PUNS, PUNS, PUNS 

A writer I worked with 40 plus years ago recently sent these puns to me. It’s amazing how you can keep in touch with someone for so many years now because of the internet. Thank you Walter Salm for putting a smile on my face.

1) The fattest knight at King Arthur’s round table was Sir Cumference. He acquired his size from too much pi. 

2) I thought I saw an eye doctor on an Alaskan island, but it turned out to be an optical Aleutian.

3) She was only a whisky maker, but he loved her still. 

4) A rubber-band pistol was confiscated from algebra class because it was a weapon of math disruption. 

5) No matter how much you push the envelope, it will still be stationery. 

6) A dog that gave birth to puppies near the road was cited for littering. 

7) A grenade thrown into a kitchen in France resulted in linoleum blown apart. 

8) Two silk worms had a race and ended up in a tie. 

9) A hole in the wall was found at a the nudist camp and police are looking into it. 

10) Time flies like an arrow, while fruit flies like a banana. 

11) Atheism is a non-prophet organization. 

12) Two hats hung on a hat rack in the hallway. One hat said to the other, “You stay here. I’ll go on a head.” 

13) I wondered why the baseball kept getting bigger. Then it hit me! 

 
14) A sign on the front lawn at a drug rehab center: “Keep off the grass.” 

15) The midget fortune-teller who escaped from prison was a small medium at large. 

16) The soldier who survived mustard gas and pepper spray is now a seasoned veteran. 
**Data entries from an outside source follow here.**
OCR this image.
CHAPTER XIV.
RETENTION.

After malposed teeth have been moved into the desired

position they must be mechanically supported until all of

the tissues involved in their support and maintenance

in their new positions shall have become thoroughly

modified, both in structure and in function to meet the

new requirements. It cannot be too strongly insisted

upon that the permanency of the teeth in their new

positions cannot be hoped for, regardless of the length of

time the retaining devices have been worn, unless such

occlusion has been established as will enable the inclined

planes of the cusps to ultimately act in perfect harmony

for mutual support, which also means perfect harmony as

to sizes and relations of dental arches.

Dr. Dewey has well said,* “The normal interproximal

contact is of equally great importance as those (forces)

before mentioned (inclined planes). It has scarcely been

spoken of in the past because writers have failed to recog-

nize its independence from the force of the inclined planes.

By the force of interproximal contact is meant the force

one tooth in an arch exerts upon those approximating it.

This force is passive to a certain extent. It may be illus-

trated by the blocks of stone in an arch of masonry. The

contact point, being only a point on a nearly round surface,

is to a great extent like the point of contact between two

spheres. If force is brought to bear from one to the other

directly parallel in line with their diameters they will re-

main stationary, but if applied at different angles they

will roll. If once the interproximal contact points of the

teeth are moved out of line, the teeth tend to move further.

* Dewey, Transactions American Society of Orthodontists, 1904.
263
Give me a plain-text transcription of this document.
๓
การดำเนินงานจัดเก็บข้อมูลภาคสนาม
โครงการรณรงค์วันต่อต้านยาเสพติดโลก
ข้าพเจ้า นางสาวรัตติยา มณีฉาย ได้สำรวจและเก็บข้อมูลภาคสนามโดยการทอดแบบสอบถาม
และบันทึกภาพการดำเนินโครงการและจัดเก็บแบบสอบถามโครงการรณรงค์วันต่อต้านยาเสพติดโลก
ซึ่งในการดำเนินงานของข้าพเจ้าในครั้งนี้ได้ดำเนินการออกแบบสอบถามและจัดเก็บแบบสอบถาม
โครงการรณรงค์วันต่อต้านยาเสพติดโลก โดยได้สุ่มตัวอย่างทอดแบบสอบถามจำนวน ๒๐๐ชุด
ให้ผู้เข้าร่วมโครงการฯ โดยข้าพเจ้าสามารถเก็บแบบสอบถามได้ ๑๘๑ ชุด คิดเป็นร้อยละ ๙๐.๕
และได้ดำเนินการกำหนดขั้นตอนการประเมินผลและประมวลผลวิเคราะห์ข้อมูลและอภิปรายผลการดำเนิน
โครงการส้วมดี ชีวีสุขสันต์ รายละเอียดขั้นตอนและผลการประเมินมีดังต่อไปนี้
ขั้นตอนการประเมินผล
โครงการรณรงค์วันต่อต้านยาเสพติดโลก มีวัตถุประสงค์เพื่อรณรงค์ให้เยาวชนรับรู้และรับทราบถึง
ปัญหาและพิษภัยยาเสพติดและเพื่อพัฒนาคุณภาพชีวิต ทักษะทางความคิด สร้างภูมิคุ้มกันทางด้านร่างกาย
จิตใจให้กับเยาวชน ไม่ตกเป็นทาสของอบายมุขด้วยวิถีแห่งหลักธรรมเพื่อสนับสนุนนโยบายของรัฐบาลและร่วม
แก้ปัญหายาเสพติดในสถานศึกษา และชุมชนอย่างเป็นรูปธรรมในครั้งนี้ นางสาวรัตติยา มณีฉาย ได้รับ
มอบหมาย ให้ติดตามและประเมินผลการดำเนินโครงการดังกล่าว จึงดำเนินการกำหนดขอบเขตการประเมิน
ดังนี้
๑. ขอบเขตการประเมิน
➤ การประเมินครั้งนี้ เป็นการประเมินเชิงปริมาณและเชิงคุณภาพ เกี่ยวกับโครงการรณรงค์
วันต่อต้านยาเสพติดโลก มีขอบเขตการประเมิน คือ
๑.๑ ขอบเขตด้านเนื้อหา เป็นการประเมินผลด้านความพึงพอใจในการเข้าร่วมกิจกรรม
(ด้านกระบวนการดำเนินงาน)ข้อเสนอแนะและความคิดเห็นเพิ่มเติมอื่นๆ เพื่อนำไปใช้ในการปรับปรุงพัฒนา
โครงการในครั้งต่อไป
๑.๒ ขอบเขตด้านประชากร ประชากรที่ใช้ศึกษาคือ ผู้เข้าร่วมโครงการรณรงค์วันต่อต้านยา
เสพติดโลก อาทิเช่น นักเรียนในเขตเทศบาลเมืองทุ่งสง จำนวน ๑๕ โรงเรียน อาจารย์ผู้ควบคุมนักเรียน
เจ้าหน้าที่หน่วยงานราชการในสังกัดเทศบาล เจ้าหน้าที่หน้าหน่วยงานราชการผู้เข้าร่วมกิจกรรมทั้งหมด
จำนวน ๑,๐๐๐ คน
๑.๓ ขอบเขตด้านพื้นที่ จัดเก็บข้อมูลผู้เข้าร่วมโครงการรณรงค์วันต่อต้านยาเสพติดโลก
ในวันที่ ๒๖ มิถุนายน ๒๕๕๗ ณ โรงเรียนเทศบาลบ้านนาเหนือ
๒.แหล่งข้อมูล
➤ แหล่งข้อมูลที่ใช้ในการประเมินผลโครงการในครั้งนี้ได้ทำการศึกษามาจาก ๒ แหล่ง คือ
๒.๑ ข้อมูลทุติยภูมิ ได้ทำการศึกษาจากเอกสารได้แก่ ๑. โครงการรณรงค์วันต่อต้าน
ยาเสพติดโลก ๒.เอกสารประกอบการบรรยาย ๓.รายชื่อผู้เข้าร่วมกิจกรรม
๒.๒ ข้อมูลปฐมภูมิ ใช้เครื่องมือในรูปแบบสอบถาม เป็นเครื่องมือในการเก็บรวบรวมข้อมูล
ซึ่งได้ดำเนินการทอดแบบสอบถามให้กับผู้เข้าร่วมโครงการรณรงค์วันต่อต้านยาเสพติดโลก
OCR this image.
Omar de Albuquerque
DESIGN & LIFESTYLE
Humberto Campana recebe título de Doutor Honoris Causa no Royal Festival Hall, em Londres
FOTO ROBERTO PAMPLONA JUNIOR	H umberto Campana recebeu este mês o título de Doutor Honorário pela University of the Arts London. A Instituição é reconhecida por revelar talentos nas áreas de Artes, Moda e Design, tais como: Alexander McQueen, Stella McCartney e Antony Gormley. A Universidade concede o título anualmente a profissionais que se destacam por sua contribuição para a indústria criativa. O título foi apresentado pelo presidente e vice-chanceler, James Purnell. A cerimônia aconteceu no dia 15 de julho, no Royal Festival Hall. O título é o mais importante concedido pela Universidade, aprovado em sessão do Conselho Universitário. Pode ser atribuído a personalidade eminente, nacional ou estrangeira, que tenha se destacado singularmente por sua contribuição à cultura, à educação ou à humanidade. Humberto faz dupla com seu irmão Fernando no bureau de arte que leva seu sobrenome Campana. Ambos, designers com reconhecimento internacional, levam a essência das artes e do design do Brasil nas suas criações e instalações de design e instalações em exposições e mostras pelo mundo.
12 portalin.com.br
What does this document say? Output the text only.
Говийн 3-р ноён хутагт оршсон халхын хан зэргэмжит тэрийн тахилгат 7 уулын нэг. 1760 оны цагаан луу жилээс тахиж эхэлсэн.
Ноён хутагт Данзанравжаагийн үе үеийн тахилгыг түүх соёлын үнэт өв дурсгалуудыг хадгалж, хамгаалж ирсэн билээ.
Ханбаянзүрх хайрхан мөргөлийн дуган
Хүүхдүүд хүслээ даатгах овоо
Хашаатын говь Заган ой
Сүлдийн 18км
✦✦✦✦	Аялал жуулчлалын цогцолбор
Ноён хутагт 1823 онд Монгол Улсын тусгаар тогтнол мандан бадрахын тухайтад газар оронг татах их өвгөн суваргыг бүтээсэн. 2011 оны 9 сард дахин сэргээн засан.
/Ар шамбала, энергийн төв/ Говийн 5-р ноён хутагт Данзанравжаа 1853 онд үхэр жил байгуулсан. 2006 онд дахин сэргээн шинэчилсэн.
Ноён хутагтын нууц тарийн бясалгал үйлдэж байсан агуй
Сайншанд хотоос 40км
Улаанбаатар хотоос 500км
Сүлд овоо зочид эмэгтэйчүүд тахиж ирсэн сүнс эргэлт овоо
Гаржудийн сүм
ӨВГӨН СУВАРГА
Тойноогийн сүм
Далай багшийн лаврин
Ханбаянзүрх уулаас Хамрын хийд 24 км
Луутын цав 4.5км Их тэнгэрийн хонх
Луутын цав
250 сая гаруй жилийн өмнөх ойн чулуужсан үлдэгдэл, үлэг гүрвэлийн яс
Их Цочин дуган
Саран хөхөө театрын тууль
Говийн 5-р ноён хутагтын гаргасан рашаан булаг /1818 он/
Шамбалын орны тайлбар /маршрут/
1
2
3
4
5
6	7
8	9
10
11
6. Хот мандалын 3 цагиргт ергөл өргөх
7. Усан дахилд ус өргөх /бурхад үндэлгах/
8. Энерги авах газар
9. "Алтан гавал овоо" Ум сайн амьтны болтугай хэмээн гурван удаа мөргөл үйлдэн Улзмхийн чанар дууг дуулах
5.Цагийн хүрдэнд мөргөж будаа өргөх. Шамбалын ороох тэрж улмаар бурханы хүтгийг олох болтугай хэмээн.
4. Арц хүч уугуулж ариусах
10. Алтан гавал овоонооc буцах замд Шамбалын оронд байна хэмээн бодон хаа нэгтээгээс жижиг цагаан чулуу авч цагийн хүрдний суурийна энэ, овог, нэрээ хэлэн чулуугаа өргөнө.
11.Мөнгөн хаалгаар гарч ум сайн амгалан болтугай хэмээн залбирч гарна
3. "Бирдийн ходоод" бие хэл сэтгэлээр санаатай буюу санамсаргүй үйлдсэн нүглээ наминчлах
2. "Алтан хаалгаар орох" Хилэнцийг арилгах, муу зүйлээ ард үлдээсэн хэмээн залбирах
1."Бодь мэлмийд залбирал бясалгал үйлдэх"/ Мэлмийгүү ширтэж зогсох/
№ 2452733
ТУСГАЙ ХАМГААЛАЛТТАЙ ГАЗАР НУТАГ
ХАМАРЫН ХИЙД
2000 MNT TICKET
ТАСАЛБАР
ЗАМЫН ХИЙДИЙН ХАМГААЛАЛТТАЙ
17) A backward poet writes inverse. 

18) In a democracy, it’s your vote that counts. In feudalism, it’s your count that votes. 

19) When cannibals ate a missionary, they got a taste of religion. 

20) If you jumped off the bridge in Paris, you’d be in Seine. 

21) A vulture carrying two dead raccoons boarded an airplane. The flight attendant looked at him and said, “Sorry, sir, only one carrion allowed per passenger.”

22) Two fish swim into a concrete wall. One turns to the other and says, “Dam!”

23) Two Eskimos sitting in a kayak were chilly, so they lit a fire inthe craft. Not surprisingly, it sank, proving that you can’t have your kayak and heat it too. 

24) Two hydrogen atoms met. One said, “I’ve lost my electron.” The other said, “Are you sure?” The first atom replied, “Yes, I’m positive.”

25) Someone sent ten puns to friends, hoping at least one of the puns would make them laugh. No pun in ten did.